Regular readers of Supercartribe may remember the court case in which Ferrari won the right to block the production of recreations of the legendary Ferrari 250 GTO. One of the most famous and revered designs of all time, the legal team at Maranello successfully argued that the 250 GTO was in fact a work of art, not just a car, and therefore could not be produced in replica form with the consent of Ferrari.
Things have changed somewhat with a court ruling in favour of a company called Ares Design, which is a coachbuilder based in Italy. Ares, which is headed by former Lotus F1 boss Dany Bahar, builds bespoke cars that are sometimes based on older, classic models. A recent model – the Panther ProgettoUno – is described as a ‘reimagining’ of the De Tomaso Pantera and is based on a Lamborghini platform.

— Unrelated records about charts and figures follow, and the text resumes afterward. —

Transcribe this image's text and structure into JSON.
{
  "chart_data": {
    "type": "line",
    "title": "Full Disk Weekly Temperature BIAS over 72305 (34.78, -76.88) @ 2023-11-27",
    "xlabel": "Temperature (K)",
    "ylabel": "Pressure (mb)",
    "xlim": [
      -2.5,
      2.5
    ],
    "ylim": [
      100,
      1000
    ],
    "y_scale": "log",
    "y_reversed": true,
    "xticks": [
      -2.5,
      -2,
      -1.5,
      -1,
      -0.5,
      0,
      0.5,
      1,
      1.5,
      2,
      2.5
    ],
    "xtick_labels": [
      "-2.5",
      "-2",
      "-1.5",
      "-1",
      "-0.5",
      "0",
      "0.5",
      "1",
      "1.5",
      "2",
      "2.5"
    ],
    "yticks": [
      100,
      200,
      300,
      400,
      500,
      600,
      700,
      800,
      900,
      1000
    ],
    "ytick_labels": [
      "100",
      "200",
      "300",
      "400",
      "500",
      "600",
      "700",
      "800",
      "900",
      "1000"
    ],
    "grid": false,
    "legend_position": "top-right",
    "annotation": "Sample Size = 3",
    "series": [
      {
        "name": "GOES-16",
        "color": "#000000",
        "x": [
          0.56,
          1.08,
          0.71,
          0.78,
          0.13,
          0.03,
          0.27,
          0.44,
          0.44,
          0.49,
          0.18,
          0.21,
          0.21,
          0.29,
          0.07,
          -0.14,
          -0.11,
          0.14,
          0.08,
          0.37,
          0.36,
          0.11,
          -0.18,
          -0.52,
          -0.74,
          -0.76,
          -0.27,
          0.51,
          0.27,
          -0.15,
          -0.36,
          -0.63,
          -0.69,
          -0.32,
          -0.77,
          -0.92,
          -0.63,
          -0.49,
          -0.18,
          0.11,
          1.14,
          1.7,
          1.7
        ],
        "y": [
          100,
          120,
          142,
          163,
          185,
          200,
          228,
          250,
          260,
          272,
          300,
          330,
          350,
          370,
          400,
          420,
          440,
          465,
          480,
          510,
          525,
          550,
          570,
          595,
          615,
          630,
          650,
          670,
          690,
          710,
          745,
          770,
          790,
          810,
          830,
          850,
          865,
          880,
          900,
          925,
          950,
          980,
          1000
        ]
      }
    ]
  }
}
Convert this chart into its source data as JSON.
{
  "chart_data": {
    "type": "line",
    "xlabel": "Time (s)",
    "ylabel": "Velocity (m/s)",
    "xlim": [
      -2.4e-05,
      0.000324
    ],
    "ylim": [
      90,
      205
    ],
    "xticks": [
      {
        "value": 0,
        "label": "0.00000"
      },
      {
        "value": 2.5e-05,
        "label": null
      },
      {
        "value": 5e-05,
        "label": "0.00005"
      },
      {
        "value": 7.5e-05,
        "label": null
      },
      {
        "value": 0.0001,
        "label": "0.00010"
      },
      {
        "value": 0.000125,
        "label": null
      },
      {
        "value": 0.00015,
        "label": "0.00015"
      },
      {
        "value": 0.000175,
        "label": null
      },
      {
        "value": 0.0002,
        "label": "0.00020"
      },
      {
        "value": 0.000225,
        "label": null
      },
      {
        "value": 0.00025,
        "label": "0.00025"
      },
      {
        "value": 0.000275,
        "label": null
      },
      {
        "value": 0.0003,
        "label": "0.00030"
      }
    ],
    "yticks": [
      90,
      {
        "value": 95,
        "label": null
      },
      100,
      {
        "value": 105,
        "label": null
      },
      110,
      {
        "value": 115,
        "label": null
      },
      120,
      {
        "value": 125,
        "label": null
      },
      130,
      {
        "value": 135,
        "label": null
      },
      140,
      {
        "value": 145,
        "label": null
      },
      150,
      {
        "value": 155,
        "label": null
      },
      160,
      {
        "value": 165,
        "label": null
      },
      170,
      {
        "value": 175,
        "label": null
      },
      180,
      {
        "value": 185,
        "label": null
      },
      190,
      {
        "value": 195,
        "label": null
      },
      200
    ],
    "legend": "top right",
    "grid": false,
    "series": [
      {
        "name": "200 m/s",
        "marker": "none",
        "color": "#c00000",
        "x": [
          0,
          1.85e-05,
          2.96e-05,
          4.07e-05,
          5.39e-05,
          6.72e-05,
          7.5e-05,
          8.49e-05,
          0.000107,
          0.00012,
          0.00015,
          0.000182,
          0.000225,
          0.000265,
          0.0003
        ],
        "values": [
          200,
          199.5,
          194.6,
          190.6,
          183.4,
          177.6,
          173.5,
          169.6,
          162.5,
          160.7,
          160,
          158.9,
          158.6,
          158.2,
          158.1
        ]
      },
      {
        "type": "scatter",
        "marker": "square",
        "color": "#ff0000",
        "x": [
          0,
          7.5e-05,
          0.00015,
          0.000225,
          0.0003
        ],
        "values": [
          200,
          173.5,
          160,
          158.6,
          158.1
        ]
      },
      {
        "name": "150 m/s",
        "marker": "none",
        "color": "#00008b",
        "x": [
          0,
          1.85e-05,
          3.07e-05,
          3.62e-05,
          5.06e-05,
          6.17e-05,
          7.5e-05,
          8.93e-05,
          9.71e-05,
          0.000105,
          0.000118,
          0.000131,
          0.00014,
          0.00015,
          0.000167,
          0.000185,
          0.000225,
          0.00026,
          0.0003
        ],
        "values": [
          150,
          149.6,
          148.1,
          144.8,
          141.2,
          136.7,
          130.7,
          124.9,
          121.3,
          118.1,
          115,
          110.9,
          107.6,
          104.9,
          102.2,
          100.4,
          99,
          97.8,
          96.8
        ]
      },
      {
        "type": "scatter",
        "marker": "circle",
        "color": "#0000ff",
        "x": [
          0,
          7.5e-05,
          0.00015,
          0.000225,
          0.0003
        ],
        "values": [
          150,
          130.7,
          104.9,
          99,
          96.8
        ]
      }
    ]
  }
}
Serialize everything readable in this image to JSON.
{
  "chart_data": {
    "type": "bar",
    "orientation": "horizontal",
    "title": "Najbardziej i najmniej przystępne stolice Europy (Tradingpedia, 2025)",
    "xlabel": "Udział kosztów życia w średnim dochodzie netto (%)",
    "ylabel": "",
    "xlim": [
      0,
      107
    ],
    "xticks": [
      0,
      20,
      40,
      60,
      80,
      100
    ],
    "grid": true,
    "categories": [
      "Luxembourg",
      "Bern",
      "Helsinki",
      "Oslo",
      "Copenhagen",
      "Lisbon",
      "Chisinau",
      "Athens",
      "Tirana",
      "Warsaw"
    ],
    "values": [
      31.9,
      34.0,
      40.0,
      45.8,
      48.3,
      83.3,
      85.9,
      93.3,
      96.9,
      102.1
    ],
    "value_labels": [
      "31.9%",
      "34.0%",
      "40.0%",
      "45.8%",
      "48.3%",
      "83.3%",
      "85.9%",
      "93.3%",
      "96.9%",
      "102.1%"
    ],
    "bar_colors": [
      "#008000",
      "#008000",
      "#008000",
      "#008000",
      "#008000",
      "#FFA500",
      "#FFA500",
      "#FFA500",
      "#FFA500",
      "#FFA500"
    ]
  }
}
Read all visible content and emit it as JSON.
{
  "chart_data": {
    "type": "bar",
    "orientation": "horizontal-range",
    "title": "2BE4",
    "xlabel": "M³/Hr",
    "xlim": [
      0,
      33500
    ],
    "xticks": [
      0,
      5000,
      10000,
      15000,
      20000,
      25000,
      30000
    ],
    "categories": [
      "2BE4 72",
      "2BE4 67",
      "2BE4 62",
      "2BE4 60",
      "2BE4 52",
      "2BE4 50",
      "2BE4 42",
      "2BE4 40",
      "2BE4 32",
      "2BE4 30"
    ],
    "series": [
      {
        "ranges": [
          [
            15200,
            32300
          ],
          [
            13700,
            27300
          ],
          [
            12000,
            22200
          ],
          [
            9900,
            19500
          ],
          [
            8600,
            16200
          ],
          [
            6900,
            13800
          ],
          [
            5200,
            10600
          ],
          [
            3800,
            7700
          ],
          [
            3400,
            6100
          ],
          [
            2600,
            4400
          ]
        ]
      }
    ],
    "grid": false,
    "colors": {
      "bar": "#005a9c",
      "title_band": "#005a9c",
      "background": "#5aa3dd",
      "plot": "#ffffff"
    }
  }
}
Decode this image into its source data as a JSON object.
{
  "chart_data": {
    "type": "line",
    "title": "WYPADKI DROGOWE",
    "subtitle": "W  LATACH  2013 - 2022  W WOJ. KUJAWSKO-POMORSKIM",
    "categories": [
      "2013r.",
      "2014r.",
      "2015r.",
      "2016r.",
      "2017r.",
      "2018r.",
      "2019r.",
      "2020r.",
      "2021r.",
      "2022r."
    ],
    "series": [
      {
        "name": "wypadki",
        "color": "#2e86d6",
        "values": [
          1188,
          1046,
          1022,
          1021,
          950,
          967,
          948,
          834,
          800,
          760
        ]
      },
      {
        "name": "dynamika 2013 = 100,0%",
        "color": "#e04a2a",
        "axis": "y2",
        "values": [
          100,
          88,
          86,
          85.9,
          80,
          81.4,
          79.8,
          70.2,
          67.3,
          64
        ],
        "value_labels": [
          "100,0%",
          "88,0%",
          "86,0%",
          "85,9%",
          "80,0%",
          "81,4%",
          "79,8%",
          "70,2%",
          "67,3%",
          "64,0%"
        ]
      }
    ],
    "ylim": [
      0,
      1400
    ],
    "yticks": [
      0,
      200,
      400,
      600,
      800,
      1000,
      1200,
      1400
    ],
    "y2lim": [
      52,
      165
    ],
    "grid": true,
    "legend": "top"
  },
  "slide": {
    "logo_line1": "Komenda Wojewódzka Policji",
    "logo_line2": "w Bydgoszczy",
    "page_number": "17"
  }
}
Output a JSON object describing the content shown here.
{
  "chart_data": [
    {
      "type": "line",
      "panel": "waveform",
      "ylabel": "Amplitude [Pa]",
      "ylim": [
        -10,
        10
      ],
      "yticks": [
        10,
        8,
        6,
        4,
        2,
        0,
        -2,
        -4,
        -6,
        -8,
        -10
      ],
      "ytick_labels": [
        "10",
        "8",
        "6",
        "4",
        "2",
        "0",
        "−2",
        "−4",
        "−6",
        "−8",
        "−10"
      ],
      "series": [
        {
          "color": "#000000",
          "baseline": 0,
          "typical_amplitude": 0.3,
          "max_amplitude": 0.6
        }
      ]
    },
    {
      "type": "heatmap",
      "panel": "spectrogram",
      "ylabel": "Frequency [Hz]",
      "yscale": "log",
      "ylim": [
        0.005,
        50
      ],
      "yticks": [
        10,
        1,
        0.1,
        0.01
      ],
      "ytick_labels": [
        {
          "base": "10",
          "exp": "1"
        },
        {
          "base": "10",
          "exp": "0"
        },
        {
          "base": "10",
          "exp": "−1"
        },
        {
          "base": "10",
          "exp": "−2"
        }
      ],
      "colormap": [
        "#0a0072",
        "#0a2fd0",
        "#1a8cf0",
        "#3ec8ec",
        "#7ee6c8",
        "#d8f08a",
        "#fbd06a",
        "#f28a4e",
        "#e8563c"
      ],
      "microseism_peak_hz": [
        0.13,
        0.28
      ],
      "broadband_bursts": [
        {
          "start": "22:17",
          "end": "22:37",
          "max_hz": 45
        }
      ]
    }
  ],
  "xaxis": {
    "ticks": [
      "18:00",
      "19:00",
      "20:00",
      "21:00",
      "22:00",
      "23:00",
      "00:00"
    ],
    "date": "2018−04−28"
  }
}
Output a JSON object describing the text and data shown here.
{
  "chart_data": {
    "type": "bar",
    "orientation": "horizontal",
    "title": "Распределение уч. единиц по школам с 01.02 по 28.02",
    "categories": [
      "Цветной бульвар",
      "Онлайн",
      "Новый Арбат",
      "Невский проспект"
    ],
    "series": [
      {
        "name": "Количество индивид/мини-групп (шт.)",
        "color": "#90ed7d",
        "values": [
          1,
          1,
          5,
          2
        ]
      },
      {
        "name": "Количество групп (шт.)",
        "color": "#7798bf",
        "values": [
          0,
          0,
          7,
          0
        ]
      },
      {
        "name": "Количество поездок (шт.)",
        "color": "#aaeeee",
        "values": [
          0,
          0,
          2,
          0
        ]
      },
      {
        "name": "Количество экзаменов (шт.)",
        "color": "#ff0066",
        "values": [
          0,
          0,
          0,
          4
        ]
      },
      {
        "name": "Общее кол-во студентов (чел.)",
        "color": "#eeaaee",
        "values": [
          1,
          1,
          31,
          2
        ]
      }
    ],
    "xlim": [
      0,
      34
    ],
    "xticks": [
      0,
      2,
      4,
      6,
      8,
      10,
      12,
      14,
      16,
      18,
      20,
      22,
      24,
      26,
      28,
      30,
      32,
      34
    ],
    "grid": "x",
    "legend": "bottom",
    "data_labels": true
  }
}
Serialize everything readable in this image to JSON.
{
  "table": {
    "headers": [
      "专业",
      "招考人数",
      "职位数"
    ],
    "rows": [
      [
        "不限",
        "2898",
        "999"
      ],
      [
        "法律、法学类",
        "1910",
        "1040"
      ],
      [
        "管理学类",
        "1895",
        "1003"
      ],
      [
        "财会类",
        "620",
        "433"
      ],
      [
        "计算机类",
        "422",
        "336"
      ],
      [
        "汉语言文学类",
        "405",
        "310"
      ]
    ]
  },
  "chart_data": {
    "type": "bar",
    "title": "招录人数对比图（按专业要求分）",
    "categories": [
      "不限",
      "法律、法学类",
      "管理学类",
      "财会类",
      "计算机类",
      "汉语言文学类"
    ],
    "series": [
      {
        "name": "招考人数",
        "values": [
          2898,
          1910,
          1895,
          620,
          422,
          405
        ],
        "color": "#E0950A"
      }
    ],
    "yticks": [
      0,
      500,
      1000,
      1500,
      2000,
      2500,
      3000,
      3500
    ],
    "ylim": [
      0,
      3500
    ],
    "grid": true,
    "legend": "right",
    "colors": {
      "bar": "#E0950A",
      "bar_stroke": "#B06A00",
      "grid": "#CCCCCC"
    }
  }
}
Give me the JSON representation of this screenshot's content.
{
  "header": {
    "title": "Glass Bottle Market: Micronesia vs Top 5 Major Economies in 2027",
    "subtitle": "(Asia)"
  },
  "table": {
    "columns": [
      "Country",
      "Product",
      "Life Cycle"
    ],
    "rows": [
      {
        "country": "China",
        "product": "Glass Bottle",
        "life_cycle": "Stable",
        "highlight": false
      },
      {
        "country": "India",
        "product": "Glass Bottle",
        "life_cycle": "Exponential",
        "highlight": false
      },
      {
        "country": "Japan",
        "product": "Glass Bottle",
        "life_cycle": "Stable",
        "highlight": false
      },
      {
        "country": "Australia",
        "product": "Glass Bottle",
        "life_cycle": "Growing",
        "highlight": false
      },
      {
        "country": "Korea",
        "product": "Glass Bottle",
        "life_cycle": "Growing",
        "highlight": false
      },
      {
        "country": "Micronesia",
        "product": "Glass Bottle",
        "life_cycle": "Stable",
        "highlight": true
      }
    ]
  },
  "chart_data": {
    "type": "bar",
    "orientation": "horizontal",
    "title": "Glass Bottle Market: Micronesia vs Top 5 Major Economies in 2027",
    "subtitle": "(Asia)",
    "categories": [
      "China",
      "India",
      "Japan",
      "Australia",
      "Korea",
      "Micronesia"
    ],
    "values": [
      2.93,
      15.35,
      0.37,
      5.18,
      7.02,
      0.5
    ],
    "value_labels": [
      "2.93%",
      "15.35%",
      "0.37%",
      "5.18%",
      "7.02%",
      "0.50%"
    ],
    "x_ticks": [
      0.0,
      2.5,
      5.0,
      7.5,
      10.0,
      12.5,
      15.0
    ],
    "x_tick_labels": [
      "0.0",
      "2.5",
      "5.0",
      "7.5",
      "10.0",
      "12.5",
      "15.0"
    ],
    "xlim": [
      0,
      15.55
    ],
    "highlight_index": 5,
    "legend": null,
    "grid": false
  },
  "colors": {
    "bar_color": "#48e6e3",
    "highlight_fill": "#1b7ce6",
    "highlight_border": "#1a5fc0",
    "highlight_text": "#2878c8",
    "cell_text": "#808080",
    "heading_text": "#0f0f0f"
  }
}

Trademark Filed in ‘Bad Faith’
Ares took the Ferrari ruling to the Cancellation Division of the European Intellectual Protection Office, arguing that as Ferrari had failed to use the 250 GTO trademark and design for five consecutive years, the company had no claim on it. They also argued that the trademark protection was filed ‘in bad faith’ implying that Ferrari did so only to prevent others from using it. The court agreed.
Ares intends to create its own redesign of the Ferrari 250 GTO using the Ferrari 812 Superfast as a basis. This would appeal to those who cannot afford a genuine 250 GTO – that’s everyone bar the very, very wealthy – but who desire what is considered among the most beautiful cars of all time. Th cost of a real 250 GTO – of which only 36 were made in the early 1960’s – varies between each one, but one sold in 2018 for a simply astonishing $48.4million (around £38million).
There is no price set for the potential Ares 250 GTO, and it is expected that Ferrari will appeal the decision. It is understandable that Ferrari wants to protect its heritage, yet we remain unsure of whether the courts will agree. Supercartribe will keep you updated when things are underway.